L'incendie d'un datacenter en Corée relance le débat sur la sécurité de batteries Li-ion
Le datacenter du NIRS coréen à Daejeon, à 140 km au sud de Séoul. Le 25 septembre, l’équipement a été victime d’un incendie causée par l'explosion d'une batterie lithium-ion lors d'une opération de maintenance. (Photo : Google Maps)

Provoqué par l'explosion d'une batterie Lithium-ion, l'incendie d'un datacenter en Corée a mis hors-service plusieurs centaines de services du gouvernement. La restauration totale des systèmes va demander 4 semaines.

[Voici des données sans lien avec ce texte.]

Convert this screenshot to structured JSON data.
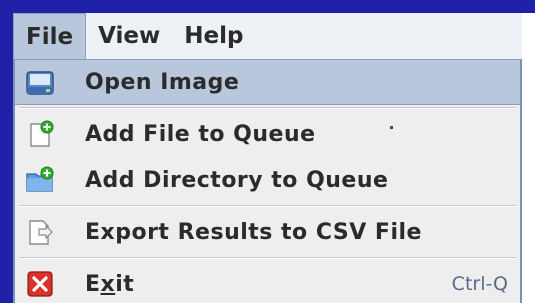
{
  "menubar": {
    "menus": [
      {
        "label": "File"
      },
      {
        "label": "View"
      },
      {
        "label": "Help"
      }
    ]
  },
  "file_menu": {
    "items": [
      {
        "label": "Open Image",
        "icon": "drive-icon"
      },
      {
        "label": "Add File to Queue",
        "icon": "add-file-icon"
      },
      {
        "label": "Add Directory to Queue",
        "icon": "add-folder-icon"
      },
      {
        "label": "Export Results to CSV File",
        "icon": "export-file-icon"
      },
      {
        "label_pre": "E",
        "label_mnemonic": "x",
        "label_post": "it",
        "accelerator": "Ctrl-Q",
        "icon": "exit-icon"
      }
    ]
  },
  "colors": {
    "window_edge": "#1f21a8",
    "selection": "#b9c7dc",
    "menu_bg": "#eeeeee",
    "exit_red": "#d8322c",
    "add_green": "#2fb02f"
  }
}
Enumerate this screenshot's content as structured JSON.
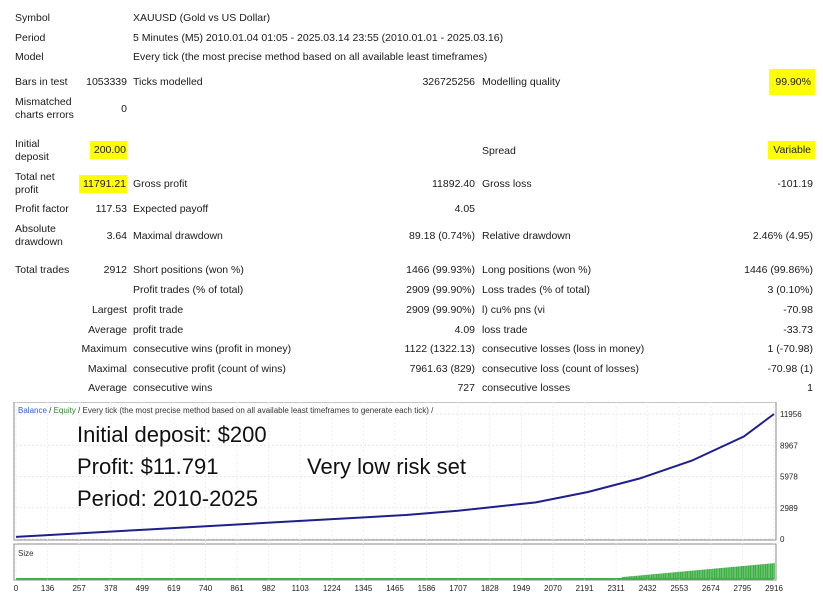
{
  "header": {
    "symbol_label": "Symbol",
    "symbol_value": "XAUUSD (Gold vs US Dollar)",
    "period_label": "Period",
    "period_value": "5 Minutes (M5) 2010.01.04 01:05 - 2025.03.14 23:55 (2010.01.01 - 2025.03.16)",
    "model_label": "Model",
    "model_value": "Every tick (the most precise method based on all available least timeframes)"
  },
  "stats": {
    "bars_label": "Bars in test",
    "bars_value": "1053339",
    "ticks_label": "Ticks modelled",
    "ticks_value": "326725256",
    "quality_label": "Modelling quality",
    "quality_value": "99.90%",
    "mismatch_label_1": "Mismatched",
    "mismatch_label_2": "charts errors",
    "mismatch_value": "0",
    "deposit_label_1": "Initial",
    "deposit_label_2": "deposit",
    "deposit_value": "200.00",
    "spread_label": "Spread",
    "spread_value": "Variable",
    "netprofit_label_1": "Total net",
    "netprofit_label_2": "profit",
    "netprofit_value": "11791.21",
    "gross_profit_label": "Gross profit",
    "gross_profit_value": "11892.40",
    "gross_loss_label": "Gross loss",
    "gross_loss_value": "-101.19",
    "pf_label": "Profit factor",
    "pf_value": "117.53",
    "payoff_label": "Expected payoff",
    "payoff_value": "4.05",
    "absdd_label_1": "Absolute",
    "absdd_label_2": "drawdown",
    "absdd_value": "3.64",
    "maxdd_label": "Maximal drawdown",
    "maxdd_value": "89.18 (0.74%)",
    "reldd_label": "Relative drawdown",
    "reldd_value": "2.46% (4.95)",
    "trades_label": "Total trades",
    "trades_value": "2912",
    "short_label": "Short positions (won %)",
    "short_value": "1466 (99.93%)",
    "long_label": "Long positions (won %)",
    "long_value": "1446 (99.86%)",
    "profit_trades_label": "Profit trades (% of total)",
    "profit_trades_value": "2909 (99.90%)",
    "loss_trades_label": "Loss trades (% of total)",
    "loss_trades_value": "3 (0.10%)",
    "largest_label": "Largest",
    "largest_profit_label": "profit trade",
    "largest_profit_value": "2909 (99.90%)",
    "largest_loss_label": "l) cu% pns (vi",
    "largest_loss_value": "-70.98",
    "average_label": "Average",
    "avg_profit_label": "profit trade",
    "avg_profit_value": "4.09",
    "avg_loss_label": "loss trade",
    "avg_loss_value": "-33.73",
    "maximum_label": "Maximum",
    "max_wins_label": "consecutive wins (profit in money)",
    "max_wins_value": "1122 (1322.13)",
    "max_losses_label": "consecutive losses (loss in money)",
    "max_losses_value": "1 (-70.98)",
    "maximal_label": "Maximal",
    "maximal_profit_label": "consecutive profit (count of wins)",
    "maximal_profit_value": "7961.63 (829)",
    "maximal_loss_label": "consecutive loss (count of losses)",
    "maximal_loss_value": "-70.98 (1)",
    "average2_label": "Average",
    "avg_wins_label": "consecutive wins",
    "avg_wins_value": "727",
    "avg_losses_label": "consecutive losses",
    "avg_losses_value": "1"
  },
  "chart_legend": {
    "balance": "Balance",
    "slash1": " / ",
    "equity": "Equity",
    "rest": " / Every tick (the most precise method based on all available least timeframes to generate each tick) /"
  },
  "overlay": {
    "line1": "Initial deposit: $200",
    "line2": "Profit: $11.791",
    "line3": "Very low risk set",
    "line4": "Period: 2010-2025"
  },
  "size_label": "Size",
  "colors": {
    "balance": "#1f1f8c",
    "equity": "#2e8b2e",
    "highlight": "#ffff00",
    "volume": "#3cb043",
    "legend_blue": "#2f5fd0"
  },
  "chart_data": {
    "type": "line",
    "series": [
      {
        "name": "Balance",
        "x": [
          0,
          500,
          1000,
          1500,
          1700,
          2000,
          2200,
          2400,
          2600,
          2800,
          2916
        ],
        "values": [
          200,
          900,
          1600,
          2300,
          2700,
          3500,
          4500,
          5800,
          7500,
          9800,
          11956
        ]
      }
    ],
    "y_ticks": [
      "11956",
      "8967",
      "5978",
      "2989",
      "0"
    ],
    "y_values": [
      11956,
      8967,
      5978,
      2989,
      0
    ],
    "x_ticks": [
      "0",
      "136",
      "257",
      "378",
      "499",
      "619",
      "740",
      "861",
      "982",
      "1103",
      "1224",
      "1345",
      "1465",
      "1586",
      "1707",
      "1828",
      "1949",
      "2070",
      "2191",
      "2311",
      "2432",
      "2553",
      "2674",
      "2795",
      "2916"
    ],
    "ylim": [
      0,
      11956
    ],
    "xlim": [
      0,
      2916
    ],
    "grid": true
  }
}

PublicitéOVH puissance 10 ? Un incendie catastrophique au datacenter du Service national des ressources informatique (National Information Resources Service ou NIRS) de Corée du Sud a paralysé 647 systèmes gouvernementaux pendant près d'une semaine. 96 d'entre eux ont été détruits et 551 ont été arrêtés préventivement. Ce sinistre a révélé des vulnérabilités critiques dans la reprise d'activité après sinistre et dans les protocoles de sécurité des batteries. Selon les analystes, ces vulnérabilités devraient attirer l'attention immédiate des DSI du monde entier.

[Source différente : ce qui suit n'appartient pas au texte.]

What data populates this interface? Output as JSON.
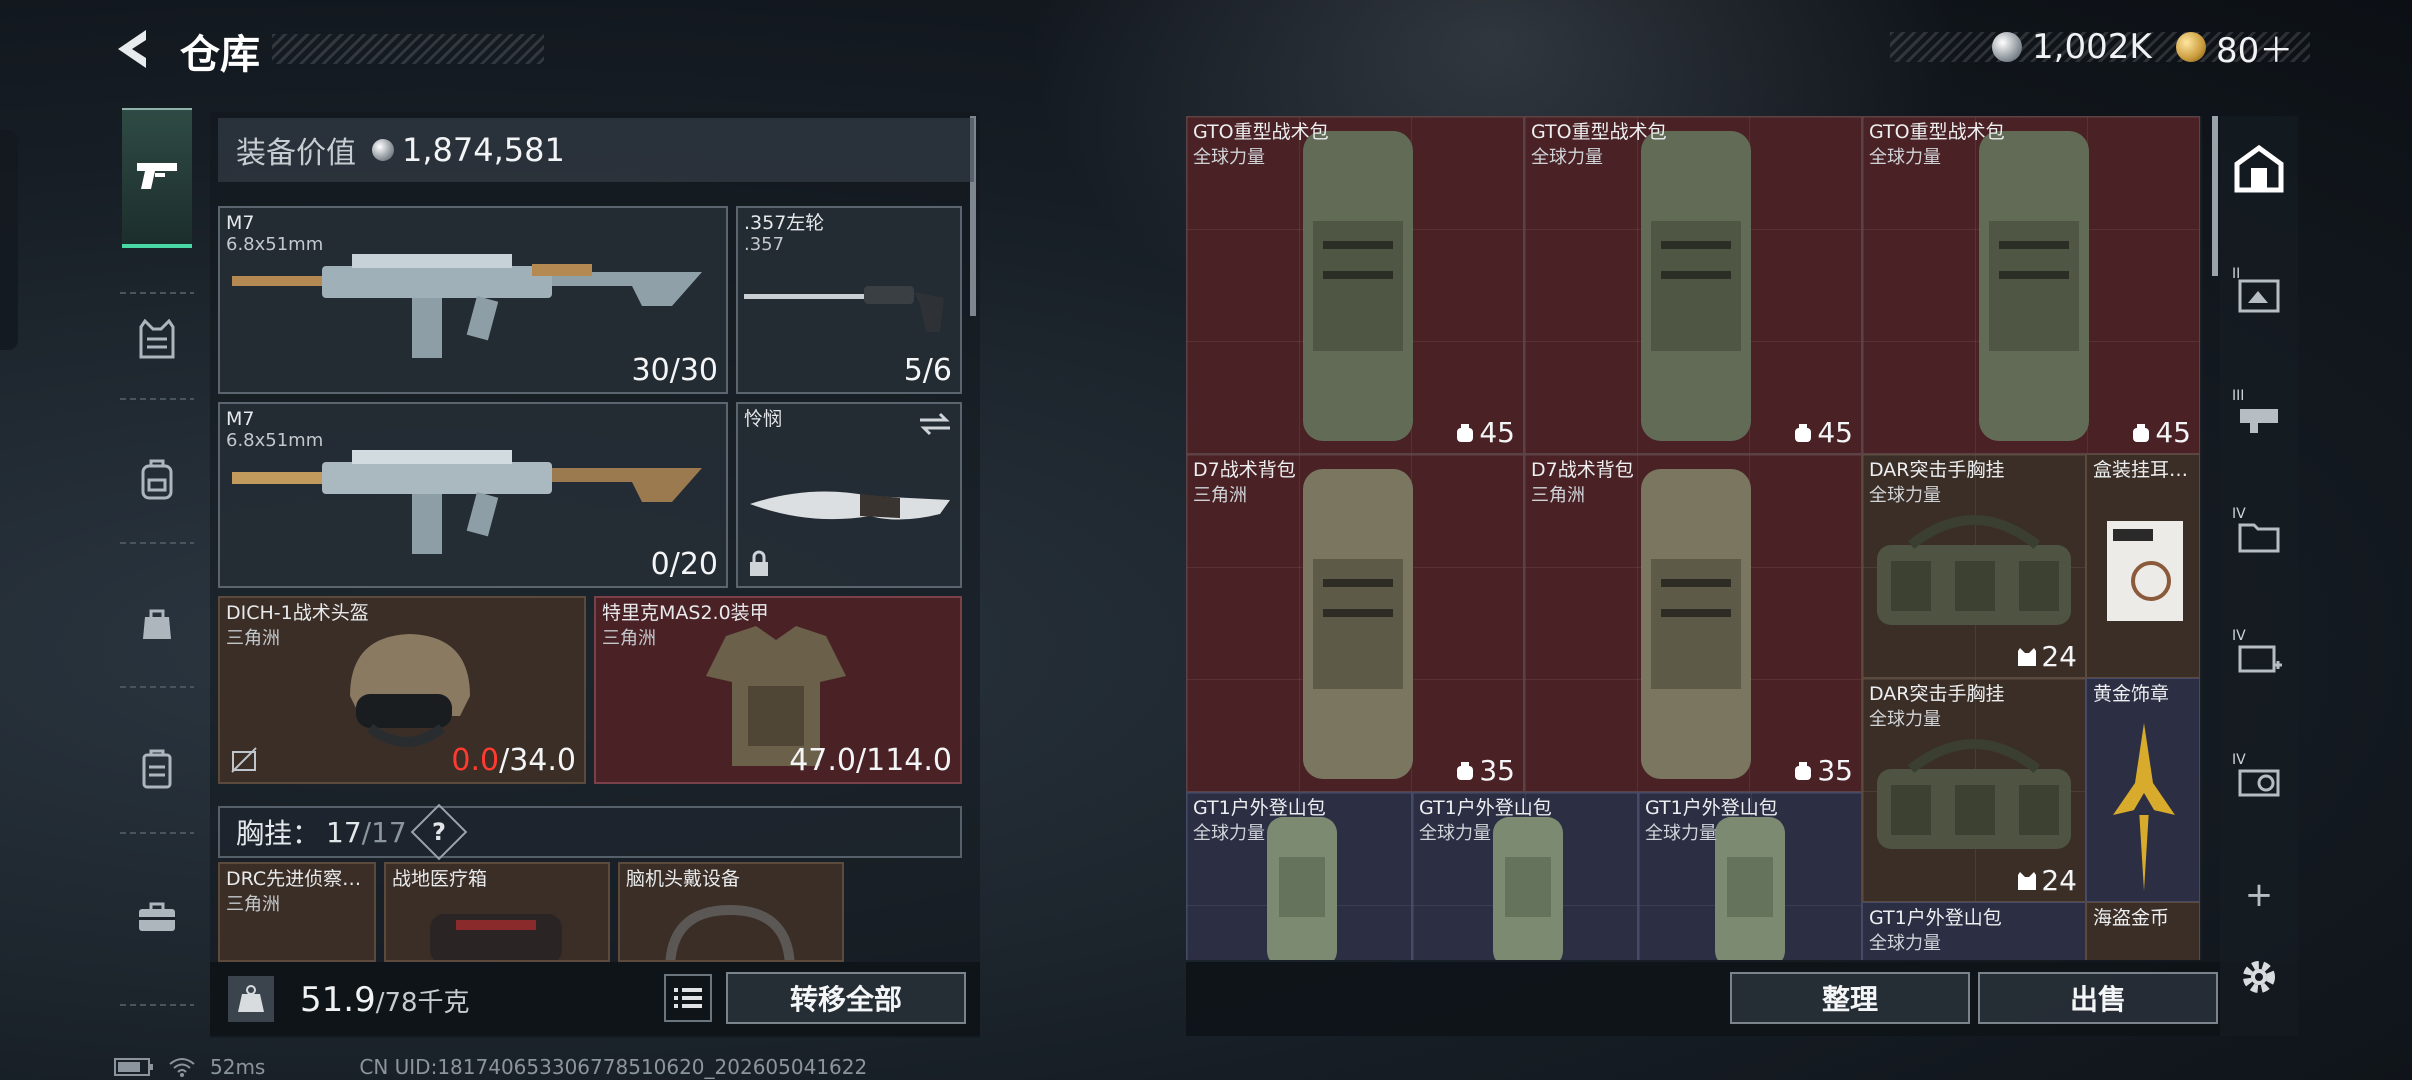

L'incendie du 26 septembre, déclenché par l'explosion d'une batterie lithium-ion lors d'une maintenance de routine d'un onduleur dans le centre de Daejeon, à 140 km au sud de Séoul, a paralysé des services gouvernementaux essentiels, notamment les services bancaires, postaux, de vérification d'identité et d'urgence. Le 30 septembre, seuls 87 services avaient été rétablis, les autorités prévoyant un délai de rétablissement maximal des autres systèmes... de quatre semaines, selon l'agence de presse Yonhap. La restauration concerne 21 des 36 services jugés essentiels, du fait de leur impact ou de leur nombre d'utilisateurs, comme les services bancaires de la poste nationale ou le portail gouvernemental Gov.kr. La panne a perturbé la vérification d'identité pour les banques et les aéroports, les services postaux, les réseaux de transport et l'intranet interne Onnara du gouvernement.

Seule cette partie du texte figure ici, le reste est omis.